テック系に関する注目すべき裁判例紹介

テック系に関する注目すべき裁判例紹介

関連分野リーガルテック,AI

裁判例の内容(東京地裁平成28年7月25日判決)

事案概要

事案は,ある法人が,自らのサービスを導入しようとする顧客に対し,当該顧客と従前の担当者との間の委託契約の解除手続きを代行していたところ(なお代行の方法としては,解約通知書の雛型(受託者欄,解除年月日,解除対象契約の締結日,対象事業場の所在地及び名称のみ空欄)を提供し,顧客が空欄を補充し,補充した契約通知書を郵送したという事案です。

注意すべき点

ここで注意すべきは,穴埋め補充式の通知書の雛型を顧客に提供し,顧客に代わって取引先に郵送するサービスを「法律事件」に関する「法律事務」を取り扱ったと認めている点です。

 

裁判所は以下のように判示しております。

 

「被告は,〇〇システムサービスを導入しようとする客に対するサービスとして,当該客と従前の・・・との間の委託契約の解除手続きを集約して代行していること,本件契約通知書には,従前の受託者との間の委託契約を解除する旨があらかじめ印字されており,必要事項を書き込めば解約通知書として完成する書式であることに照らせば,第三者間の契約解除という法律効果が発生する本件契約通知書の書式については,被告が作成したものと認められる。
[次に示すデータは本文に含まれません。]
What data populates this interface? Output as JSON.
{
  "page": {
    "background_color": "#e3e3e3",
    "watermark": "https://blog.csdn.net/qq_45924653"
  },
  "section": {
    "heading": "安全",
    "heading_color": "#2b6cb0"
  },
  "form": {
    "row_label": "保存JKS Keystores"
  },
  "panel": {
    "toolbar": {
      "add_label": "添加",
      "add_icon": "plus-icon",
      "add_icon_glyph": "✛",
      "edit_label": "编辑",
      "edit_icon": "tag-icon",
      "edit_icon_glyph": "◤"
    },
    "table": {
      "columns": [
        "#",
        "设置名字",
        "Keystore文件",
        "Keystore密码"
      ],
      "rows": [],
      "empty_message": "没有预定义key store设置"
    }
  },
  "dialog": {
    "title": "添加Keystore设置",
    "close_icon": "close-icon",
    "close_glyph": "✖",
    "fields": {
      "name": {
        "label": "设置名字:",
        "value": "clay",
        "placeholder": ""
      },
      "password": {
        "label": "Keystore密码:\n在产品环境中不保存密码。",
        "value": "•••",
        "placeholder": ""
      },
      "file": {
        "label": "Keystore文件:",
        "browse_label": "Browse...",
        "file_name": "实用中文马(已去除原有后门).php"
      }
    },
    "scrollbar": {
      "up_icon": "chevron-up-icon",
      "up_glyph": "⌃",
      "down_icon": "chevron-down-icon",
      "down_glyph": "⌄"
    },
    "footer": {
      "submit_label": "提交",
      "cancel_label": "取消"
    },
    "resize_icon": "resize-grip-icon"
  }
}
その上で,被告は,空欄部分や記名押印部分を記入することによって完成した,第三者・・・が作成名義人となる本件解約通知書を・・・に代わって原告に郵送し,その結果,・・・と原告との間の原告契約が解除されるという法律効果が発生したものである。かかる事情に照らせば,本件行為は,単に本件解約通知書を郵送したという事実行為ではなく,法律上の効果を発生,変更する事項を保全,明確化する行為といえる。したがって,被告は,「法律事件」に関する「法律事務」を取り扱ったと認めるのが相当である。」

(判タ1435号215頁)

 

そもそも弁護士法72条は,以下のように規定しております。

 

「(非弁護士の法律事務の取扱い等の禁止)第七十二条 弁護士又は弁護士法人でない者は,報酬を得る目的で訴訟事件,非訟事件及び審査請求,再調査の請求,再審査請求等行政庁に対する不服申立事件その他一般の法律事件に関して鑑定,代理,仲裁若しくは和解その他の法律事務を取り扱い,又はこれらの周旋をすることを業とすることができない。ただし,この法律又は他の法律に別段の定めがある場合は,この限りでない。」

つまり,弁護士または弁護士法人以外の者が,

報酬を得る目的で,法律事件に関して,法律事務を取り扱うことを業とすることを禁止していますが,
本件では,リーガルテックの領域で活用が十分予想されるような通知書の雛形の提供行為及び付随サービスについて弁護士法に違反すると指摘されており,今後のリーガルテック領域において,極めて注意すべき裁判例と言えます。